Arvy melirik mata Dio yang berbinar. Mata kebahagiaan yang menyayangi keluarganya. Tawa yang lebar mengisyaratkan kalau dia anak yang baik. Arvy menyadari auranya yang jarang dimiliki orang jaman sekarang.
"Sebuah aura kebaikan dan ketulusan. Jadi benar-benar ada orang baik di dunia? Naif sekali," batinnya.
"Berapa usiamu sekarang?" tanya Arvy.
"18 tahun."
"Adikmu?"
"15 tahun.
"Tidak usah terlalu formal. Kita cuma beda dua tahun."
"Bolehkah? Oh iya, besok dia akan lulus dari SMP. Katanya dia mau masuk sekolah yang sama denganku. Melihat nilai rapor-nya yang buruk sepertinya akan susah."

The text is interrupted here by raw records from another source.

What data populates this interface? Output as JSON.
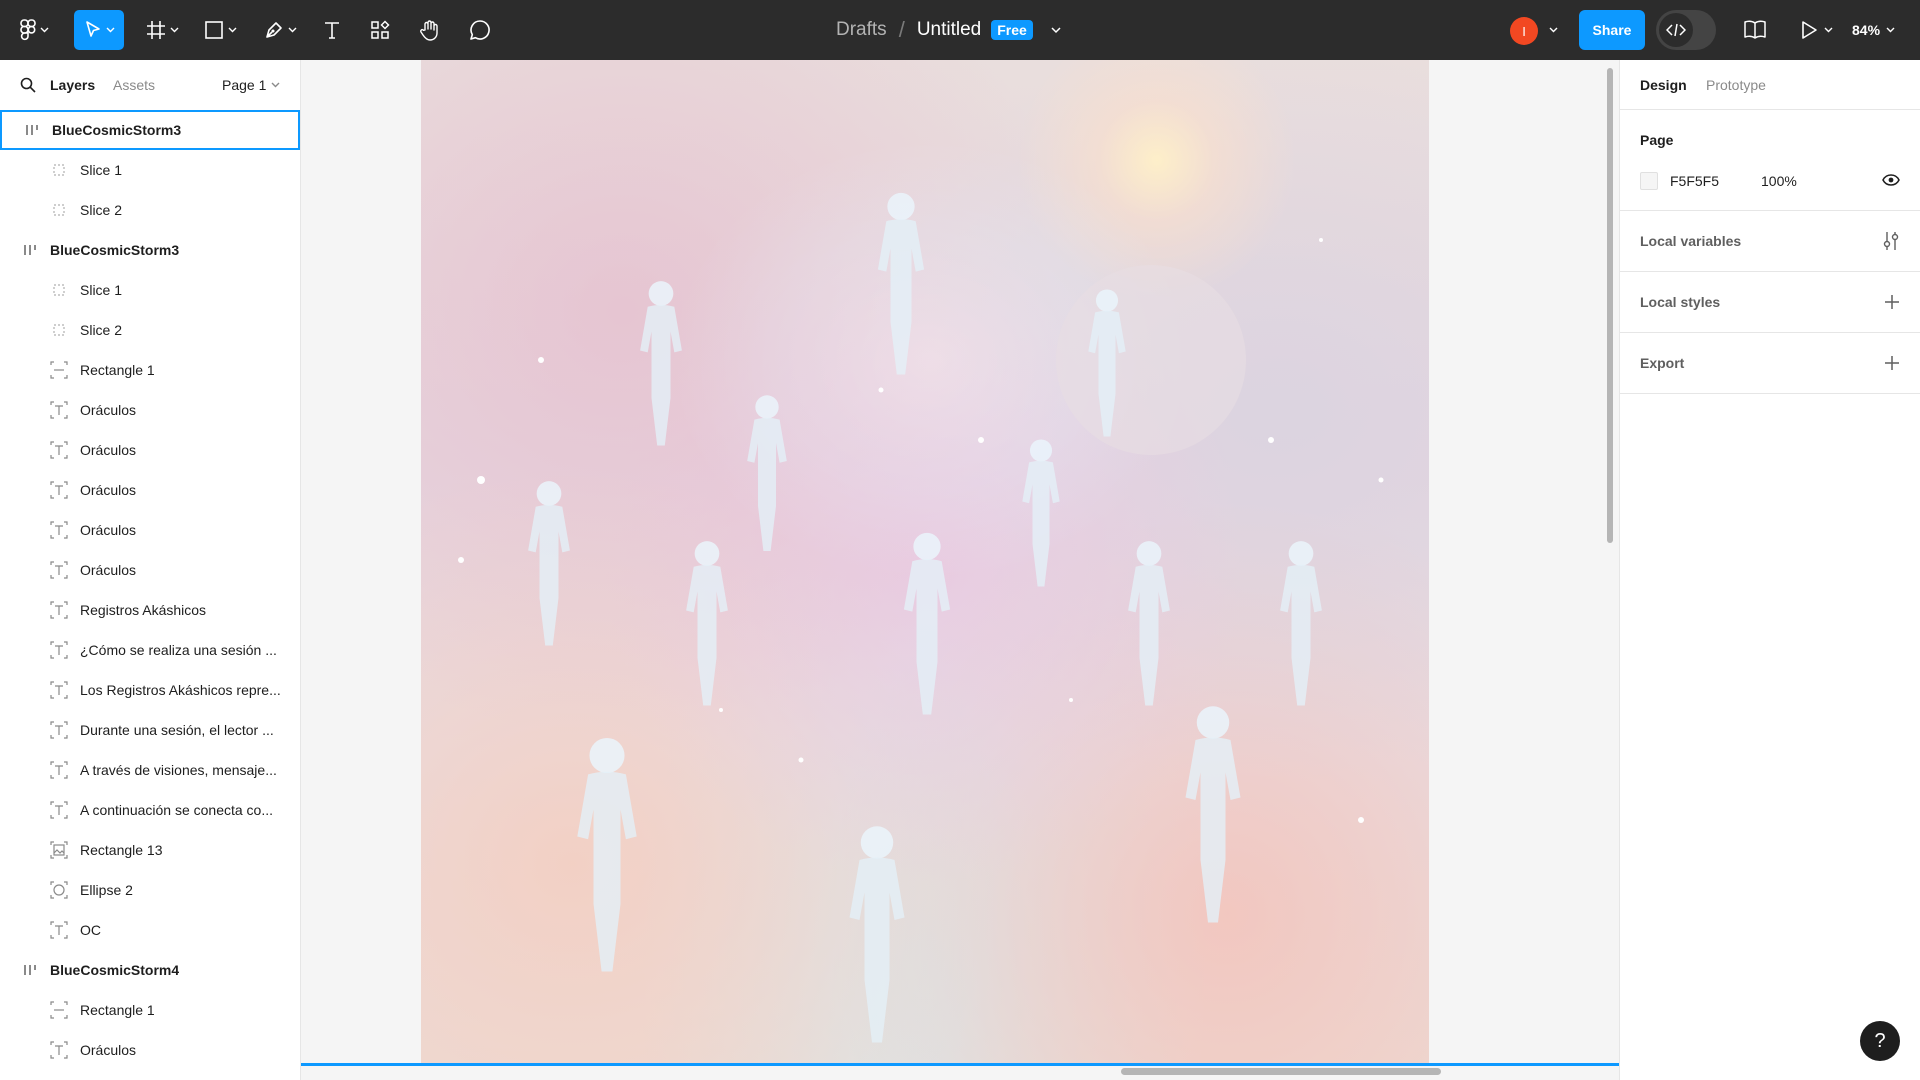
{
  "toolbar": {
    "breadcrumb_parent": "Drafts",
    "breadcrumb_sep": "/",
    "file_title": "Untitled",
    "plan_badge": "Free",
    "avatar_initial": "I",
    "share_label": "Share",
    "zoom_level": "84%",
    "icons": [
      "figma-menu-icon",
      "move-tool-icon",
      "frame-tool-icon",
      "shape-tool-icon",
      "pen-tool-icon",
      "text-tool-icon",
      "resources-icon",
      "hand-tool-icon",
      "comment-icon",
      "dev-mode-icon",
      "library-icon",
      "present-icon"
    ]
  },
  "left_panel": {
    "tab_layers": "Layers",
    "tab_assets": "Assets",
    "page_selector": "Page 1",
    "layers": [
      {
        "label": "BlueCosmicStorm3",
        "kind": "frame",
        "icon": "frame-icon",
        "selected": true
      },
      {
        "label": "Slice 1",
        "kind": "child",
        "icon": "slice-icon"
      },
      {
        "label": "Slice 2",
        "kind": "child",
        "icon": "slice-icon"
      },
      {
        "label": "BlueCosmicStorm3",
        "kind": "frame",
        "icon": "frame-icon"
      },
      {
        "label": "Slice 1",
        "kind": "child",
        "icon": "slice-icon"
      },
      {
        "label": "Slice 2",
        "kind": "child",
        "icon": "slice-icon"
      },
      {
        "label": "Rectangle 1",
        "kind": "child",
        "icon": "rectangle-icon"
      },
      {
        "label": "Oráculos",
        "kind": "child",
        "icon": "text-layer-icon"
      },
      {
        "label": "Oráculos",
        "kind": "child",
        "icon": "text-layer-icon"
      },
      {
        "label": "Oráculos",
        "kind": "child",
        "icon": "text-layer-icon"
      },
      {
        "label": "Oráculos",
        "kind": "child",
        "icon": "text-layer-icon"
      },
      {
        "label": "Oráculos",
        "kind": "child",
        "icon": "text-layer-icon"
      },
      {
        "label": "Registros Akáshicos",
        "kind": "child",
        "icon": "text-layer-icon"
      },
      {
        "label": "¿Cómo se realiza una sesión ...",
        "kind": "child",
        "icon": "text-layer-icon"
      },
      {
        "label": "Los Registros Akáshicos repre...",
        "kind": "child",
        "icon": "text-layer-icon"
      },
      {
        "label": "Durante una sesión, el lector ...",
        "kind": "child",
        "icon": "text-layer-icon"
      },
      {
        "label": "A través de visiones, mensaje...",
        "kind": "child",
        "icon": "text-layer-icon"
      },
      {
        "label": "A continuación se conecta co...",
        "kind": "child",
        "icon": "text-layer-icon"
      },
      {
        "label": "Rectangle 13",
        "kind": "child",
        "icon": "image-icon"
      },
      {
        "label": "Ellipse 2",
        "kind": "child",
        "icon": "ellipse-icon"
      },
      {
        "label": "OC",
        "kind": "child",
        "icon": "text-layer-icon"
      },
      {
        "label": "BlueCosmicStorm4",
        "kind": "frame",
        "icon": "frame-icon"
      },
      {
        "label": "Rectangle 1",
        "kind": "child",
        "icon": "rectangle-icon"
      },
      {
        "label": "Oráculos",
        "kind": "child",
        "icon": "text-layer-icon"
      }
    ]
  },
  "right_panel": {
    "tab_design": "Design",
    "tab_prototype": "Prototype",
    "page_heading": "Page",
    "page_color_hex": "F5F5F5",
    "page_opacity": "100%",
    "local_variables": "Local variables",
    "local_styles": "Local styles",
    "export": "Export"
  },
  "help_label": "?",
  "colors": {
    "toolbar_bg": "#2c2c2c",
    "accent": "#0d99ff",
    "avatar": "#f24822",
    "canvas_bg": "#f5f5f5"
  }
}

"Bukankah kau tinggal mengajarinya?"
"Iya, benar juga." Dio tersenyum lebar. Arvy membalasnya dengan tersenyum simpul.
"Kau ingin masuk universitas yang sama denganku, kan?"
"Eh? Darimana Kakak tahu? Wah hebat."
Arvy tersenyum renyah. "Kau ini. Datanglah ke bar-ku. Bukankah kau sudah dewasa sekarang? Ujian masuk perguruan tinggi sangat ketat, kau tahu kan?"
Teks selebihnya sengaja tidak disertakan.